Onsen and hot spring resorts with konyoku mixed-gender bathing facilities have been feeling the pinch of late, as customers are increasingly reticent about stripping off to take a dip with strangers. To counter this trend, many such establishments have started requesting that patrons partially cover up when taking to the water, in hopes it will help bring people back to mixed communal pools.

A decline in bathing etiquette is among the reasons cited for konyoku’s fall from favor.

“By encouraging the use of bathing garments, we’re hoping people’s concerns will be eased so they can again enjoy konyoku culture, irrespective of generation or gender,” an industry official said.

At the Sukayu Onsen resort in Aomori — located in an area with the heaviest snowfall in the country — men and women of all ages soaked happily in the konyoku onsen at “Hiba Sennin Buro” (1,000-person bath) in late January.

Men wore knee-length pants, while women sported similar lower-half coverings and sleeveless tops. “Put simply, I don’t have to worry about being ogled,” said a woman in her 20s from Chiba Prefecture. “I can just kick back and enjoy the onsen.”

Sukayu Onsen presently has women-only bathing times in the mornings and evenings. However, with an eye on creating a mixed-gender bathing space that can be enjoyed by everyone, the facility recently began asking patrons to wear bathing garments to see if it would attract more visitors, regardless of the session times. If customers react positively to the experiment, the facility may consider adopting the idea permanently.

In 2019, Jigoku Onsen Seifusou in Minami-Aso, Kumamoto Prefecture, began stipulating that guests wear bathing costumes when using the onsen. “We adopted the rule so young people and those reluctant to use konyoku can enjoy our baths,” said Seifusou’s vice president, Kenji Kawatsu.

According to onsen expert Kyoko Kitade, there were konyoku onsen at about 1,200 locations across the country in 1993, but only about 500 by 2021. “Some young people simply don’t like naked konyoku,” said Kitade, who regularly enthuses about the charms of onsen in lectures and writings. “There have been cases of improper behavior, such as men staring at women’s bodies. This has caused some patrons to shy away from konyoku.”

Some onsen facilities, however, still put priority on shared naked bathing. “There’s nothing elegant about people covering up in an onsen,” said one customer.

Yubara Onsen Sunayu in Maniwa, Okayama Prefecture, has been urging male clients to cover up since 2016. The facility placed signboards in changing rooms and other areas stating, “Let’s cover up our lower half,” in hopes of encouraging guests to wear a towel or swimsuit. Nonetheless, some patrons ignore this request and continue to enter the water au naturel. “I want to be naked when I bathe in an onsen,” said one such individual.

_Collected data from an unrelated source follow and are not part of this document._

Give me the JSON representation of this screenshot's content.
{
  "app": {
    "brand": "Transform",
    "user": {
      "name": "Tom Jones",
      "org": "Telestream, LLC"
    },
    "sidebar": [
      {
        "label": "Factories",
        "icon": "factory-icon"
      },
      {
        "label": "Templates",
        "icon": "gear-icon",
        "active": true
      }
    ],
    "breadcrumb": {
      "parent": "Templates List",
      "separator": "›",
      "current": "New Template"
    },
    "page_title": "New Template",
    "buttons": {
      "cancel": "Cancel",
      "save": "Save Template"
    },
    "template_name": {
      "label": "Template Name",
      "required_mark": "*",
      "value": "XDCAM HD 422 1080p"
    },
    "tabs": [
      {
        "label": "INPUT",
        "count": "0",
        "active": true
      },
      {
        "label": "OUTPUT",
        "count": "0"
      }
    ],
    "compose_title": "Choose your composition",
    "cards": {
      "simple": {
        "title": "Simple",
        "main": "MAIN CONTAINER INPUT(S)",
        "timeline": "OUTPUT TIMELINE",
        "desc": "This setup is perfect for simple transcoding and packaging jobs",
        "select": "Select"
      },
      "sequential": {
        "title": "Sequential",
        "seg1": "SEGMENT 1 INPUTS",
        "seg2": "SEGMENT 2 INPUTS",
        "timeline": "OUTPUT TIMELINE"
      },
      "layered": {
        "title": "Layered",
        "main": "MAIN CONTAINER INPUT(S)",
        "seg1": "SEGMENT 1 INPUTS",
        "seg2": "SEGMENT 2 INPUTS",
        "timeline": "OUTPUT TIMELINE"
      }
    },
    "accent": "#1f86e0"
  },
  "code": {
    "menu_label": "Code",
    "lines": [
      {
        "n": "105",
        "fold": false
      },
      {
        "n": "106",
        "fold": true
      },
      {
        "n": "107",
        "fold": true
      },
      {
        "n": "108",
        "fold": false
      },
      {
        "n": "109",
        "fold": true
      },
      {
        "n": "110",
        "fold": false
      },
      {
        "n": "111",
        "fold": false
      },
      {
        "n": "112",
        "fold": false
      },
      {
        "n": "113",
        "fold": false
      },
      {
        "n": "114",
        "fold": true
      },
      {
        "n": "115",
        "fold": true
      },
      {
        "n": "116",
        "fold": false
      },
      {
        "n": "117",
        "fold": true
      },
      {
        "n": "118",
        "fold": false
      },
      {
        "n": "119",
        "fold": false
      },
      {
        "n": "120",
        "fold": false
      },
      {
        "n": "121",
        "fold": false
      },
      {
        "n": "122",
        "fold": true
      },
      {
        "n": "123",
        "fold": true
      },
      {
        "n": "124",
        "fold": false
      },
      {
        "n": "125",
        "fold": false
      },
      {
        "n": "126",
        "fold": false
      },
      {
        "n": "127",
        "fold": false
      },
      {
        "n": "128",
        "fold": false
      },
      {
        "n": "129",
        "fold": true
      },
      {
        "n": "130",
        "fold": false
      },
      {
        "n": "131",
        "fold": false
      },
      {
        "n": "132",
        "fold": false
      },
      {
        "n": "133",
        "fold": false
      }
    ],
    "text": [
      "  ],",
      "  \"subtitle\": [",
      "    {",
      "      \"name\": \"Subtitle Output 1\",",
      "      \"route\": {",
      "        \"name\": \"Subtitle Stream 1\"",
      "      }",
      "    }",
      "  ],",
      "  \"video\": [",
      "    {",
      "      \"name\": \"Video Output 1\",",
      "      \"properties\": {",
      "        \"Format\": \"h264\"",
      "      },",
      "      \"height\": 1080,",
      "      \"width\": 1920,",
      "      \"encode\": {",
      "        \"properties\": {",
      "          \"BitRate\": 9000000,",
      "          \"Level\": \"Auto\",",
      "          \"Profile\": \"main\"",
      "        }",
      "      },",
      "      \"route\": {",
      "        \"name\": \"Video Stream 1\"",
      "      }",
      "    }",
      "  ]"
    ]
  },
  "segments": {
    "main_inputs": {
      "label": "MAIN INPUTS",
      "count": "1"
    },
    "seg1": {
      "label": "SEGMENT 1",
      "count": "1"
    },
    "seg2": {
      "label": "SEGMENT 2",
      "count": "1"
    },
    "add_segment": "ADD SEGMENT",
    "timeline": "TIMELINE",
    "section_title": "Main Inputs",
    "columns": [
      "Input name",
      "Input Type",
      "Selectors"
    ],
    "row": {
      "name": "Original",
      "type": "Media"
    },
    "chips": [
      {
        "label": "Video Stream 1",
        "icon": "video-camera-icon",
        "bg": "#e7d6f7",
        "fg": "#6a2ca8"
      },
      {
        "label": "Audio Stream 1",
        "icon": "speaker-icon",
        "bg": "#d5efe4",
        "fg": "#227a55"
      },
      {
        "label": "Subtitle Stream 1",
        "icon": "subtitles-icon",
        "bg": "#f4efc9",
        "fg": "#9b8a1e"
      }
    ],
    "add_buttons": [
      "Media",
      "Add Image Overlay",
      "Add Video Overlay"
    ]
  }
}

Onsen expert Aya Uchida, an associate professor at Toyo University, said, “It’s important for each region and facility to think about how to pass down konyoku culture.”

Meanwhile, Michio Ishikawa, president of the Regional Science Association of Spa, Japan, said, “The use of bathing garments is one way for hot-spring resorts to respond to present-day needs and aims, such as a genderless society.”